The major Arabidopsis thaliana apurinic/apyrimidinic endonuclease, ARP is involved in the plant nucleotide incision repair pathway

Abstract

Apurinic/apyrimidinic (AP) endonucleases are important DNA repair enzymes involved in two overlapping pathways: DNA glycosylase-initiated base excision (BER) and AP endonuclease-initiated nucleotide incision repair (NIR). In the BER pathway, AP endonucleases cleave DNA at AP sites and 3'-blocking moieties generated by DNA glycosylases, whereas in NIR, the same AP endonucleases incise DNA 5' to a wide variety of oxidized bases. The flowering plant Arabidopsis thaliana contains three genes encoding homologues of major human AP endonuclease 1 (APE1): Arp, Ape1L and Ape2. It has been shown that all three proteins contain AP site cleavage and 3'-repair phosphodiesterase activities; however, it was not known whether the plant AP endonucleases contain the NIR activity.

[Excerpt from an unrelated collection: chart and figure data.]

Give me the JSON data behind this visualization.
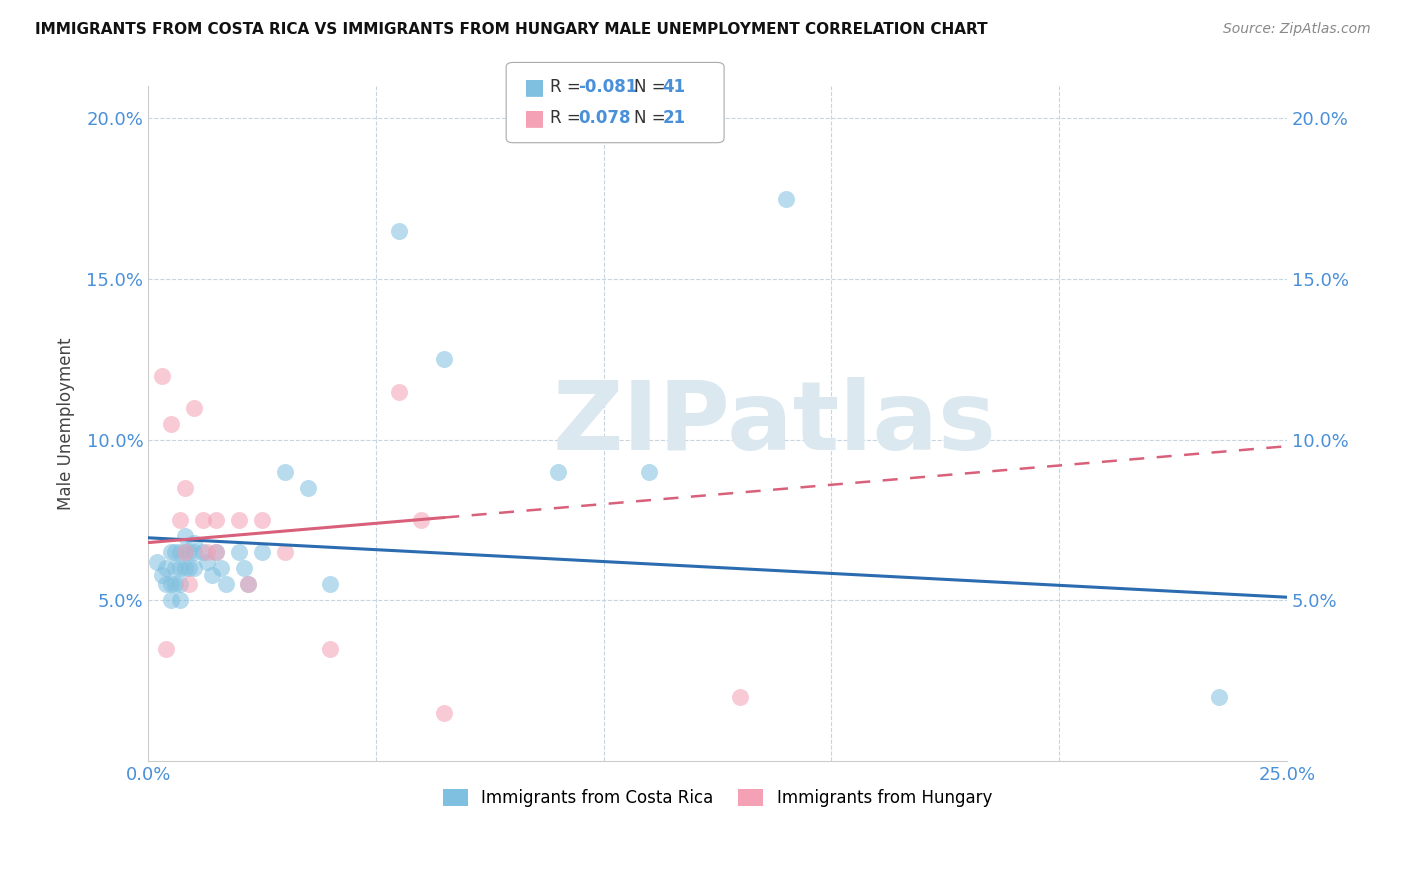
{
  "title": "IMMIGRANTS FROM COSTA RICA VS IMMIGRANTS FROM HUNGARY MALE UNEMPLOYMENT CORRELATION CHART",
  "source": "Source: ZipAtlas.com",
  "ylabel": "Male Unemployment",
  "xlim": [
    0.0,
    0.25
  ],
  "ylim": [
    0.0,
    0.21
  ],
  "xticks": [
    0.0,
    0.05,
    0.1,
    0.15,
    0.2,
    0.25
  ],
  "xticklabels": [
    "0.0%",
    "",
    "",
    "",
    "",
    "25.0%"
  ],
  "yticks": [
    0.05,
    0.1,
    0.15,
    0.2
  ],
  "yticklabels": [
    "5.0%",
    "10.0%",
    "15.0%",
    "20.0%"
  ],
  "costa_rica_R": "-0.081",
  "costa_rica_N": "41",
  "hungary_R": "0.078",
  "hungary_N": "21",
  "costa_rica_color": "#7fbfdf",
  "hungary_color": "#f4a0b5",
  "costa_rica_line_color": "#2b6cb0",
  "hungary_line_color": "#d9607a",
  "watermark": "ZIPatlas",
  "watermark_color": "#dce8f0",
  "costa_rica_x": [
    0.002,
    0.003,
    0.004,
    0.004,
    0.005,
    0.005,
    0.005,
    0.006,
    0.006,
    0.006,
    0.007,
    0.007,
    0.007,
    0.007,
    0.008,
    0.008,
    0.008,
    0.009,
    0.009,
    0.01,
    0.01,
    0.01,
    0.012,
    0.013,
    0.014,
    0.015,
    0.016,
    0.017,
    0.02,
    0.021,
    0.022,
    0.025,
    0.03,
    0.035,
    0.04,
    0.055,
    0.065,
    0.09,
    0.11,
    0.14,
    0.235
  ],
  "costa_rica_y": [
    0.062,
    0.058,
    0.055,
    0.06,
    0.065,
    0.055,
    0.05,
    0.065,
    0.06,
    0.055,
    0.065,
    0.06,
    0.055,
    0.05,
    0.07,
    0.065,
    0.06,
    0.065,
    0.06,
    0.068,
    0.065,
    0.06,
    0.065,
    0.062,
    0.058,
    0.065,
    0.06,
    0.055,
    0.065,
    0.06,
    0.055,
    0.065,
    0.09,
    0.085,
    0.055,
    0.165,
    0.125,
    0.09,
    0.09,
    0.175,
    0.02
  ],
  "hungary_x": [
    0.003,
    0.004,
    0.005,
    0.007,
    0.008,
    0.008,
    0.009,
    0.01,
    0.012,
    0.013,
    0.015,
    0.015,
    0.02,
    0.022,
    0.025,
    0.03,
    0.04,
    0.055,
    0.06,
    0.065,
    0.13
  ],
  "hungary_y": [
    0.12,
    0.035,
    0.105,
    0.075,
    0.085,
    0.065,
    0.055,
    0.11,
    0.075,
    0.065,
    0.075,
    0.065,
    0.075,
    0.055,
    0.075,
    0.065,
    0.035,
    0.115,
    0.075,
    0.015,
    0.02
  ],
  "cr_line_x0": 0.0,
  "cr_line_x1": 0.25,
  "cr_line_y0": 0.0695,
  "cr_line_y1": 0.051,
  "hu_line_x0": 0.0,
  "hu_line_x1": 0.25,
  "hu_line_y0": 0.068,
  "hu_line_y1": 0.098
}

Here, we report that ARP proteins from Arabidopsis and common wheat (Triticum aestivum) contain NIR and 3'→5' exonuclease activities in addition to their AP endonuclease and 3'-repair phosphodiesterase functions. The steady-state kinetic parameters of reactions indicate that Arabidopsis ARP cleaves oligonucleotide duplexes containing α-anomeric 2'-deoxyadenosine (αdA) and 5,6-dihydrouridine (DHU) with efficiencies (k_cat/K_M=134 and 7.3 μM^-1·min^-1, respectively) comparable to those of the human counterpart. However, the ARP-catalyzed 3'-repair phosphodiesterase and 3'→5' exonuclease activities (k_cat/K_M=314 and 34 μM^-1·min^-1, respectively) were about 10-fold less efficient as compared to those of APE1. Interestingly, homozygous A. thaliana arp^-/- mutant exhibited high sensitivity to methyl methanesulfonate and tert-butyl hydroperoxide, but not to H₂O₂, suggesting that ARP is a major plant AP endonuclease that removes abasic sites and specific types of oxidative DNA base damage. Taken together, these data establish the presence of the NIR pathway in plants and suggest its possible role in the repair of DNA damage generated by oxidative stress.

Keywords: 3'-repair phosphodiesterase; AP endonuclease; DNA repair; alkylating agent; apurinic/apyrimidinic sites; base excision repair; hydrogen peroxide; nucleotide incision repair; organic peroxide; oxidative DNA damage.